Como dito, não seria necessária uma regra principiológica específica, pois a Constituição Federal alcança todos os sistemas processuais, portanto, os procedimentos do Código de Processo Civil também devem ser analisados com essa influência econômica.
Vejo duas razões para exigir que as petições iniciais contenham elementos necessários para conduzir o julgado a um valor certo no momento do julgamento (salvo as exceções). A primeira por uma questão técnica e a segunda por força da aplicação do princípio da eficiência (que carrega o da economia em seu interior).
Sob o primeiro aspecto deve-se lembrar que toda petição inicial deve atender a requisitos estabelecidos em lei.
Devemos nos perguntar: qual a razão desses requisitos?

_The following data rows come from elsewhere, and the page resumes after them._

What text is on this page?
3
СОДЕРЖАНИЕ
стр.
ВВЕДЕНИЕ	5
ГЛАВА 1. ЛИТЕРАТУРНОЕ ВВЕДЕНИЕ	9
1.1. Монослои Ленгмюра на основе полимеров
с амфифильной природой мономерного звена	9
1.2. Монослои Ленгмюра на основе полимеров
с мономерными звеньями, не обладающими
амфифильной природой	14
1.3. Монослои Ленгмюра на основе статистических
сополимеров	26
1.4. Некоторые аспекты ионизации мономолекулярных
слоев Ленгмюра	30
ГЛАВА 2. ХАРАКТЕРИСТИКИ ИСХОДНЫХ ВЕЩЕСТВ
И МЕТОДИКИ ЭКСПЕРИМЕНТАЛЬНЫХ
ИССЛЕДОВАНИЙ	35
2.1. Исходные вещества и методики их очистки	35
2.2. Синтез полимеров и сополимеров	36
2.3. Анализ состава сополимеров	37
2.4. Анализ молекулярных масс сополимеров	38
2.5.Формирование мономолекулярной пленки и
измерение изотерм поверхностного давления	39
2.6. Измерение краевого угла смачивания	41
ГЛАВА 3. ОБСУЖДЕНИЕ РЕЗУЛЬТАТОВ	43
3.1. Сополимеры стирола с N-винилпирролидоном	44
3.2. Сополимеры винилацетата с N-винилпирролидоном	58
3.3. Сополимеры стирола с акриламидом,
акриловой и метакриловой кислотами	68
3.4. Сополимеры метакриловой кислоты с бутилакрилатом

Além de tornar a petição compreensível também de fornecer dados indispensáveis para que todas as repercussões jurídicas possam ser desdobradas, pois a tutela jurisdicional se desenvolve nos limites que a demanda foi proposta. Esses limites estão contidos exatamente na petição inicial.
A exigência de apresentação do fato e fundamentos jurídicos requer do redator de uma petição inicial que estabeleça ligação entre cada fato e respectiva proteção jurídica, de modo que são dispensáveis à petição fatos sem repercussão jurídica, mas continuam totalmente indispensáveis os fatos que se enquadram às previsões jurídicas.
No caso da parte que deseja receber quantia, portanto, será necessário que os fatos apresentados sejam suficientes para garantir que o juiz chegue a conclusão do valor que reconhecerá como devido, permitindo ao credor exigi-lo através de meios coercitivos.
Nesse contexto, fatos (inciso III), fundamentos (inciso III) e pedido (inciso IV) estão interligados, de modo que deve existir conexão total entre eles.
Art. 282. A petição inicial indicará:
III – o fato e os fundamentos jurídicos do pedido;
IV – o pedido, com as suas especificações;
Uma repercussão jurídica é a descoberta do valor correto da causa, que pode ter influência em relação a competência (Juizados Especiais é de 40 salários mínimos), ao procedimento (sumário é de 60 salários mínimos) e cálculo das custas devidas. Como o valor da causa deve corresponder a vantagem econômica pretendida, então, é necessária a apresentação de parâmetro no texto da petição inicial para que seja aferido pelo juiz ao recebê-la.
Art. 282. A petição inicial indicará:
V – o valor da causa;
A preocupação de que a petição inicial deva apresentar condições para que o procedimento tenha andamento sem entraves e o julgamento seja facilitado pela existência dos dados indispensáveis é estampada na norma que prevê como inepta a petição inicial que da narração dos fatos não decorra conclusão lógica (CPC 295, p.u., II).
Art. 295. A petição inicial será indeferida
Parágrafo único. Considera-se inepta a petição inicial quando:
II – da narração dos fatos não decorrer logicamente a conclusão;
Essa conclusão lógica acontecerá sempre que os elementos apresentados em relação aos fatos sejam suficientes para encontrar-se o valor certo, nos casos de pretensão de receber quantia. Se faltarem esses elementos na parte fática da petição, então, estará prejudicada a boa compreensão do que a parte necessita receber através da prestação jurisdicional.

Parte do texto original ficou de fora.